From the baldie:
- Some unusual Neolithic rock paintings. Apparently the locals used to take tourists to visit them and, to improve their colour and line, throw buckets of water over them. Once almost everything had been washed away, the authorities acted with characteristic firmness, building a 4m wall-with-spikes around the complex. The locals now explain to all who wish to know how to climb over this without severing goolies, and a colony of griffon vultures circles in case they are wrong. No buckets, though, and droppings suggest foxes have taken up residence.
- A grandad, not archaeological material himself, but who in the 1940s looted an Iberian settlement. Apparently he has a bronze figurine at home which I have promised to visit next time. Someone should be given a scooter and sent round to all villages like this to negotiate with the old men, because their grandchildren will most assuredly throw everything like this and the fridge into the nearest ravine.
Apart from recovering plunder, there’s also a wealth of stuff out there that doesn’t turn up in the cosy municipal ethnographical museums (typical contents: a couple of ploughs, a milking stool, and a colourful scarf) or in the few academic studies. But with even Spanish army maps frequently getting place names wrong there’s little reason to hope the authorities will do anything remotely useful.

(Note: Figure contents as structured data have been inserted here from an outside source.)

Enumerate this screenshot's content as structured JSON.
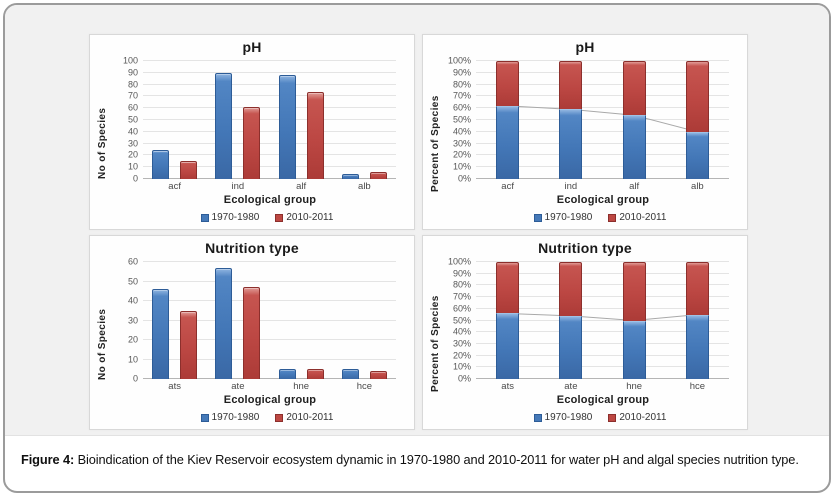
{
  "figure": {
    "caption_label": "Figure 4:",
    "caption_text": " Bioindication of the Kiev Reservoir ecosystem dynamic in 1970-1980 and 2010-2011 for water pH and algal species nutrition type."
  },
  "chart_data": [
    {
      "id": "ph-species-count",
      "type": "bar",
      "title": "pH",
      "xlabel": "Ecological group",
      "ylabel": "No of Species",
      "categories": [
        "acf",
        "ind",
        "alf",
        "alb"
      ],
      "series": [
        {
          "name": "1970-1980",
          "color": "#4579b8",
          "values": [
            25,
            90,
            88,
            4
          ]
        },
        {
          "name": "2010-2011",
          "color": "#bd4742",
          "values": [
            15,
            61,
            74,
            6
          ]
        }
      ],
      "ylim": [
        0,
        100
      ],
      "yticks": [
        "0",
        "10",
        "20",
        "30",
        "40",
        "50",
        "60",
        "70",
        "80",
        "90",
        "100"
      ],
      "grid": true,
      "legend_position": "bottom"
    },
    {
      "id": "ph-percent",
      "type": "stacked100",
      "title": "pH",
      "xlabel": "Ecological group",
      "ylabel": "Percent of Species",
      "categories": [
        "acf",
        "ind",
        "alf",
        "alb"
      ],
      "series": [
        {
          "name": "1970-1980",
          "color": "#4579b8",
          "values": [
            62,
            59,
            54,
            40
          ]
        },
        {
          "name": "2010-2011",
          "color": "#bd4742",
          "values": [
            38,
            41,
            46,
            60
          ]
        }
      ],
      "line": {
        "color": "#a9a9a9",
        "values": [
          62,
          59,
          54,
          40
        ]
      },
      "ylim": [
        0,
        100
      ],
      "yticks": [
        "0%",
        "10%",
        "20%",
        "30%",
        "40%",
        "50%",
        "60%",
        "70%",
        "80%",
        "90%",
        "100%"
      ],
      "grid": true,
      "legend_position": "bottom"
    },
    {
      "id": "nutrition-species-count",
      "type": "bar",
      "title": "Nutrition type",
      "xlabel": "Ecological group",
      "ylabel": "No of Species",
      "categories": [
        "ats",
        "ate",
        "hne",
        "hce"
      ],
      "series": [
        {
          "name": "1970-1980",
          "color": "#4579b8",
          "values": [
            46,
            57,
            5,
            5
          ]
        },
        {
          "name": "2010-2011",
          "color": "#bd4742",
          "values": [
            35,
            47,
            5,
            4
          ]
        }
      ],
      "ylim": [
        0,
        60
      ],
      "yticks": [
        "0",
        "10",
        "20",
        "30",
        "40",
        "50",
        "60"
      ],
      "grid": true,
      "legend_position": "bottom"
    },
    {
      "id": "nutrition-percent",
      "type": "stacked100",
      "title": "Nutrition type",
      "xlabel": "Ecological group",
      "ylabel": "Percent of Species",
      "categories": [
        "ats",
        "ate",
        "hne",
        "hce"
      ],
      "series": [
        {
          "name": "1970-1980",
          "color": "#4579b8",
          "values": [
            56,
            54,
            50,
            55
          ]
        },
        {
          "name": "2010-2011",
          "color": "#bd4742",
          "values": [
            44,
            46,
            50,
            45
          ]
        }
      ],
      "line": {
        "color": "#a9a9a9",
        "values": [
          56,
          54,
          50,
          55
        ]
      },
      "ylim": [
        0,
        100
      ],
      "yticks": [
        "0%",
        "10%",
        "20%",
        "30%",
        "40%",
        "50%",
        "60%",
        "70%",
        "80%",
        "90%",
        "100%"
      ],
      "grid": true,
      "legend_position": "bottom"
    }
  ]
}
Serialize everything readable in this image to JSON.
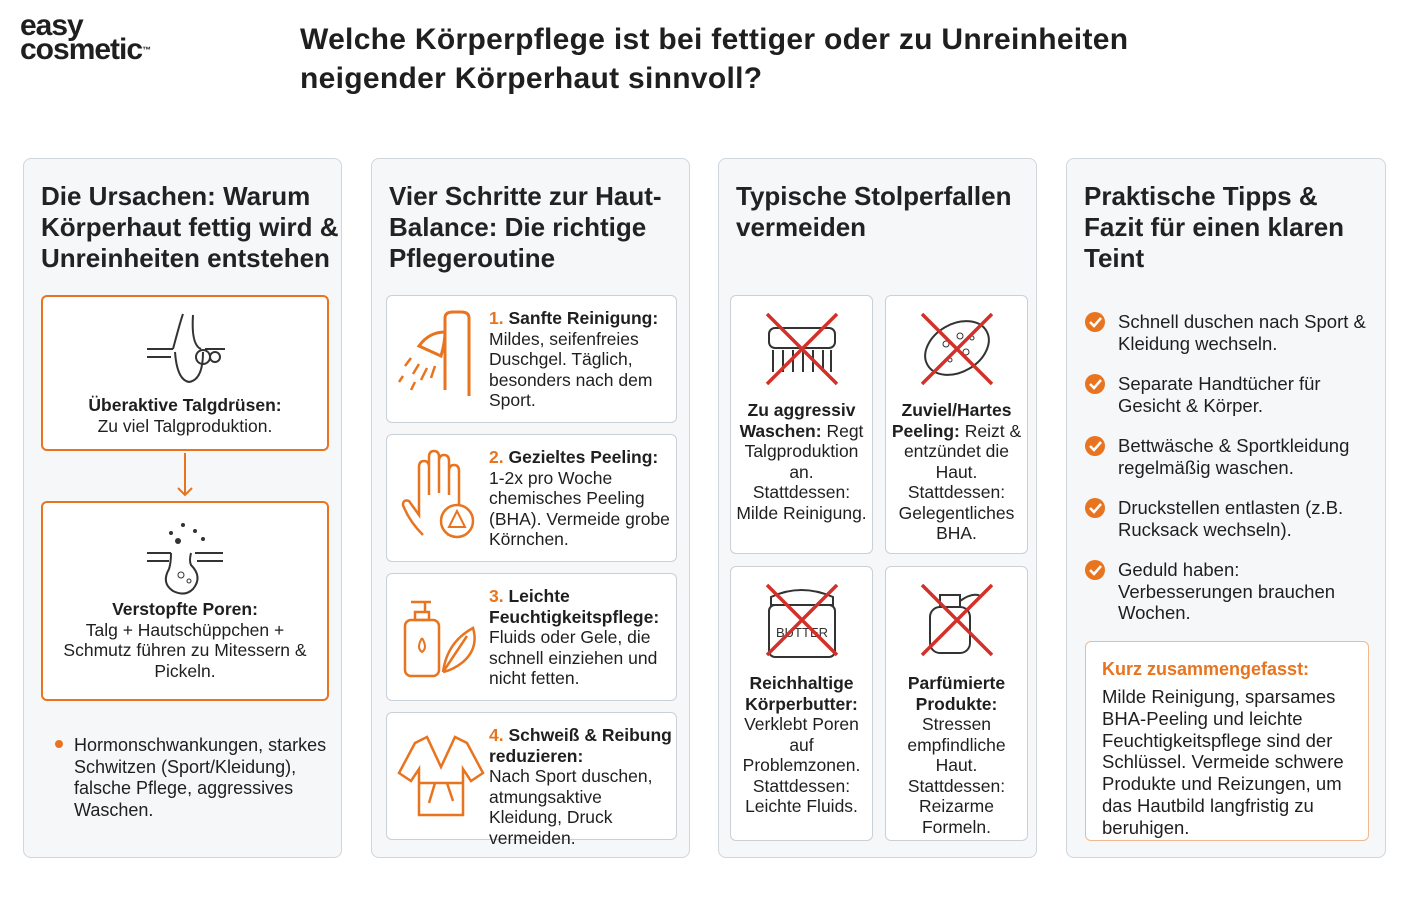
{
  "logo": {
    "line1": "easy",
    "line2": "cosmetic",
    "mark": "™"
  },
  "title": "Welche Körperpflege ist bei fettiger oder zu Unreinheiten neigender Körperhaut sinnvoll?",
  "causes": {
    "heading": "Die Ursachen: Warum Körperhaut fettig wird & Unreinheiten entstehen",
    "cards": [
      {
        "title": "Überaktive Talgdrüsen:",
        "text": "Zu viel Talgproduktion."
      },
      {
        "title": "Verstopfte Poren:",
        "text": "Talg + Hautschüppchen + Schmutz führen zu Mitessern & Pickeln."
      }
    ],
    "bullet": "Hormonschwankungen, starkes Schwitzen (Sport/Kleidung), falsche Pflege, aggressives Waschen."
  },
  "routine": {
    "heading": "Vier Schritte zur Haut-Balance: Die richtige Pflegeroutine",
    "steps": [
      {
        "number": "1.",
        "title": "Sanfte Reinigung:",
        "text": "Mildes, seifenfreies Duschgel. Täglich, besonders nach dem Sport."
      },
      {
        "number": "2.",
        "title": "Gezieltes Peeling:",
        "text": "1-2x pro Woche chemisches Peeling (BHA). Vermeide grobe Körnchen."
      },
      {
        "number": "3.",
        "title": "Leichte Feuchtigkeitspflege:",
        "text": "Fluids oder Gele, die schnell einziehen und nicht fetten."
      },
      {
        "number": "4.",
        "title": "Schweiß & Reibung reduzieren:",
        "text": "Nach Sport duschen, atmungsaktive Kleidung, Druck vermeiden."
      }
    ]
  },
  "pitfalls": {
    "heading": "Typische Stolperfallen vermeiden",
    "items": [
      {
        "title": "Zu aggressiv Waschen:",
        "text": "Regt Talgproduktion an.",
        "instead": "Stattdessen: Milde Reinigung."
      },
      {
        "title": "Zuviel/Hartes Peeling:",
        "text": "Reizt & entzündet die Haut.",
        "instead": "Stattdessen: Gelegentliches BHA."
      },
      {
        "title": "Reichhaltige Körperbutter:",
        "text": "Verklebt Poren auf Problemzonen.",
        "instead": "Stattdessen: Leichte Fluids.",
        "icon_label": "BUTTER"
      },
      {
        "title": "Parfümierte Produkte:",
        "text": "Stressen empfindliche Haut.",
        "instead": "Stattdessen: Reizarme Formeln."
      }
    ]
  },
  "tips": {
    "heading": "Praktische Tipps & Fazit für einen klaren Teint",
    "items": [
      "Schnell duschen nach Sport & Kleidung wechseln.",
      "Separate Handtücher für Gesicht & Körper.",
      "Bettwäsche & Sportkleidung regelmäßig waschen.",
      "Druckstellen entlasten (z.B. Rucksack wechseln).",
      "Geduld haben: Verbesserungen brauchen Wochen."
    ],
    "summary": {
      "title": "Kurz zusammengefasst:",
      "text": "Milde Reinigung, sparsames BHA-Peeling und leichte Feuchtigkeitspflege sind der Schlüssel. Vermeide schwere Produkte und Reizungen, um das Hautbild langfristig zu beruhigen."
    }
  }
}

(Southern European military maps are generally dreadful, and it’s a wonder that the parties in the Spanish Civil War managed to find one another at all in order to engage in combat. I believe the French suffered calamities of this nature in the 1800s. My theory is that where the British sought to handicap the enemy by destroying maps and street signs, the Spanish, Greeks and Italians took the more lateral route of creating defective ones.)